What "For Sale" Listings Often Don't Tell You
Most auction and surplus listings describe what's visible: chassis year, box length, mileage, and whether major systems run. They rarely document:
- Electrical system integrity (ambulance 12V systems are complex and age poorly)
- Roof and floor condition (common failure points on older modular boxes)
- HVAC function in the patient compartment
- Cab-to-box sealing and structural integrity
A pre-purchase inspection by a qualified emergency vehicle technician (EVT) is the standard practice for any serious fleet acquisition. EVTs are certified through the Emergency Vehicle Technician Certification Commission (EVTCC) and understand ambulance-specific systems that a general diesel mechanic may not.
New vs. Used vs.
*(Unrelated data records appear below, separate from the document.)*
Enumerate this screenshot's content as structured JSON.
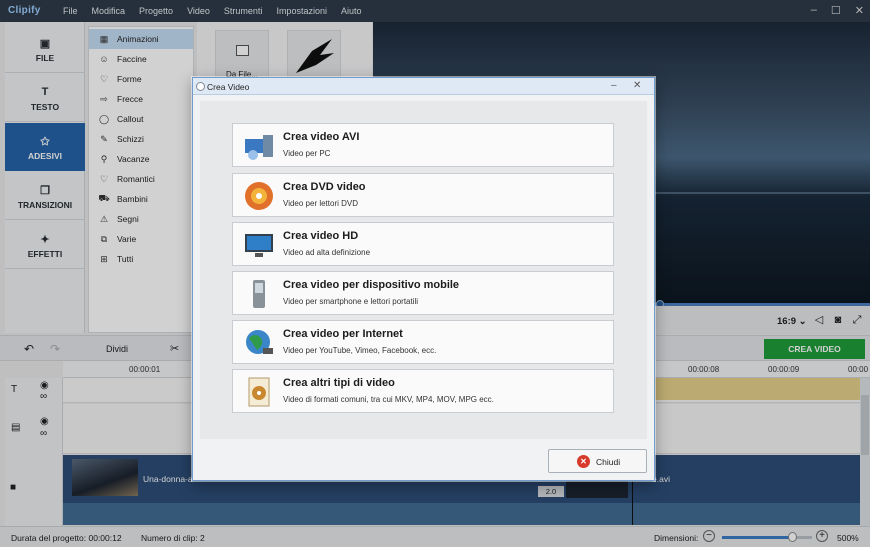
{
  "app": {
    "logo": "Clipify"
  },
  "menu": [
    "File",
    "Modifica",
    "Progetto",
    "Video",
    "Strumenti",
    "Impostazioni",
    "Aiuto"
  ],
  "window_controls": {
    "minimize": "–",
    "maximize": "☐",
    "close": "✕"
  },
  "categories": [
    {
      "label": "FILE",
      "icon": "image-icon",
      "glyph": "▣"
    },
    {
      "label": "TESTO",
      "icon": "text-icon",
      "glyph": "T"
    },
    {
      "label": "ADESIVI",
      "icon": "star-icon",
      "glyph": "✩",
      "active": true
    },
    {
      "label": "TRANSIZIONI",
      "icon": "transition-icon",
      "glyph": "❐"
    },
    {
      "label": "EFFETTI",
      "icon": "magic-wand-icon",
      "glyph": "✦"
    }
  ],
  "subcategories": [
    {
      "label": "Animazioni",
      "glyph": "▦",
      "active": true
    },
    {
      "label": "Faccine",
      "glyph": "☺"
    },
    {
      "label": "Forme",
      "glyph": "♡"
    },
    {
      "label": "Frecce",
      "glyph": "⇨"
    },
    {
      "label": "Callout",
      "glyph": "◯"
    },
    {
      "label": "Schizzi",
      "glyph": "✎"
    },
    {
      "label": "Vacanze",
      "glyph": "⚲"
    },
    {
      "label": "Romantici",
      "glyph": "♡"
    },
    {
      "label": "Bambini",
      "glyph": "⛟"
    },
    {
      "label": "Segni",
      "glyph": "⚠"
    },
    {
      "label": "Varie",
      "glyph": "⧉"
    },
    {
      "label": "Tutti",
      "glyph": "⊞"
    }
  ],
  "stickers": {
    "from_file": "Da File..."
  },
  "preview": {
    "ratio": "16:9 ⌄"
  },
  "toolbar": {
    "undo": "↶",
    "redo": "↷",
    "split": "Dividi",
    "cut": "✂",
    "create": "CREA VIDEO"
  },
  "ruler": {
    "ticks": [
      "00:00:01",
      "00:00:08",
      "00:00:09",
      "00:00"
    ]
  },
  "tracks": {
    "clip1": "Una-donna-a",
    "clip2": "e.avi",
    "badge": "2.0"
  },
  "status": {
    "duration": "Durata del progetto:   00:00:12",
    "clips": "Numero di clip: 2",
    "dimensions": "Dimensioni:",
    "zoom": "500%"
  },
  "dialog": {
    "title": "Crea Video",
    "options": [
      {
        "title": "Crea video AVI",
        "subtitle": "Video per PC",
        "icon": "computer-icon",
        "color": "#3b78c2"
      },
      {
        "title": "Crea DVD video",
        "subtitle": "Video per lettori DVD",
        "icon": "dvd-icon",
        "color": "#e0702a"
      },
      {
        "title": "Crea video HD",
        "subtitle": "Video ad alta definizione",
        "icon": "monitor-icon",
        "color": "#2e7fc8"
      },
      {
        "title": "Crea video per dispositivo mobile",
        "subtitle": "Video per smartphone e lettori portatili",
        "icon": "phone-icon",
        "color": "#8a9299"
      },
      {
        "title": "Crea video per Internet",
        "subtitle": "Video per YouTube, Vimeo, Facebook, ecc.",
        "icon": "globe-icon",
        "color": "#2f9b4a"
      },
      {
        "title": "Crea altri tipi di video",
        "subtitle": "Video di formati comuni, tra cui MKV, MP4, MOV, MPG ecc.",
        "icon": "film-file-icon",
        "color": "#c9872f"
      }
    ],
    "close_button": "Chiudi"
  }
}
Remount
Buyers searching for Citation 10 units may also want to understand their alternatives:
- New builds from Wheeled Coach or competitors (Horton, Road Rescue, PL Custom) involve lead times that can stretch 18–24 months in high-demand periods
- Used units offer faster availability but require thorough due diligence
- Remounts — where a serviceable box is transferred to a new or newer chassis — offer a middle path on cost and lead time 🔧
The right choice depends on your agency's budget, timeline, staffing capacity for maintenance, and what your state's EMS licensing office will approve.
The Piece Only Your Situation Can Fill In
The Citation 10 has a genuine track record in the EMS market, and units do come up for sale regularly through surplus and fleet channels. But whether a specific unit makes sense — its compliance path in your state, what inspection it needs, how its mileage and condition translate to operational life, and what it will truly cost to put into service — is something no listing description or general guide can answer. That assessment comes from your state EMS office, an experienced EVT, and a clear picture of your agency's operational requirements.